Para a Umbanda a mistura com o Candomblé traz a desfiguração de seus princípios religioso e de seus guias. Traz Orixás que não existem para ela e principalmente um oráculo desnecessário e trabalhos caros e grandes que só se justificam para pessoas que querem ganhar dinheiro de outros. Não existe nenhum benefício para a Umbanda com qualquer tipo de africanização uma vez que isso nunca fez parte e não adiciona nada à ela.

Para o Candomblé a agregação dos guias de Umbanda incorporados é a negação de toda a sua religiosidade africana. É o rompimento com suas raizes africanas e a sua amarração a um modelo feito unicamente para distorcer sua teologia, atender a egos e interesses mercantilistas.
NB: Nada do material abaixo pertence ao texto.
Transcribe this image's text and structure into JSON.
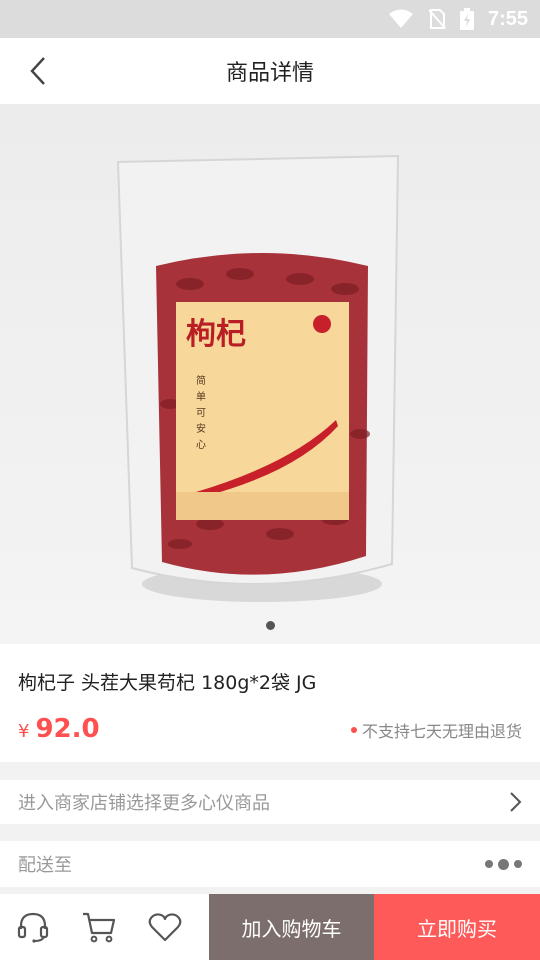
{
  "status": {
    "time": "7:55"
  },
  "nav": {
    "title": "商品详情"
  },
  "product": {
    "image_label": "枸杞",
    "image_sub1": "简",
    "image_sub2": "单",
    "image_sub3": "可",
    "image_sub4": "安",
    "image_sub5": "心",
    "name": "枸杞子 头茬大果苟杞 180g*2袋 JG",
    "price_symbol": "¥",
    "price": "92.0",
    "return_notice": "不支持七天无理由退货"
  },
  "store_row": {
    "label": "进入商家店铺选择更多心仪商品"
  },
  "shipping_row": {
    "label": "配送至"
  },
  "bottom": {
    "add_to_cart": "加入购物车",
    "buy_now": "立即购买"
  },
  "colors": {
    "accent": "#ff5a5a",
    "price": "#ff4f4f",
    "cart_button": "#7b6e6c"
  }
}
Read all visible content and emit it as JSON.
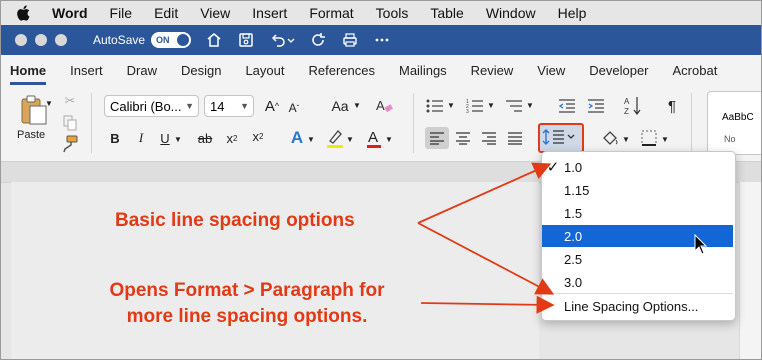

Não existe vida ou futuro para o Candomblé misturado com a Umbanda. A presença de Exus e Pombo-giras de Umbanda no candomblé a a sua morte.

Bibliografia
Em relação ao Candomblé eu não vejo necessidade de qualquer complemento, mas a Umbanda apresenta um problema de fato. Foi muito difícil escolher uma linha para abordar o tema. A História da Umbanda é muito confusa e existe muita mistira de ideologia com fatos. Fica difícil saber o que ocorreu de verdade.
Eu escolhi uma opção, mas deixo registrado a seguir algumas referências de opiniões similares e também divergentes.
Livro A morte Branco do feiticeiro negro, Renato ortiz.
É uma referência importante no sentido de se entender a concha de fatores envolvidos. Não concordo com suas teses mas ele ilustra bastante essa discussão.
http://www.pucsp.br/rever/rv1_2001/t_jensen.htm
Traz uma abordagem bem lúcida do processo de mistura.
http://www.cchla.ufpb.br/caos/n14/3Entre%20a%20macumba%20e%20o%20espiritismo.pdf
É uma boa referência para se entender o congresso de 1941.
http://www.umbandadepaipescador.com/nova_pagina_10.htm
Mostra uma visão Kardecista da Umbanda
http://www.abhr.org.br/wp-content/uploads/2008/12/malandrina-brigida.pdf
exemplo de um material ruim e ultrapassado que busca resgatar uma indentidade negra que não existe.
http://www.midiaindependente.org/es/red/2003/12/269417.shtml
Uma razoável polêmica sobre o kardecismo, a Umbanda e a Macumba, não considero referência, apenas prestem atenção nos cometários.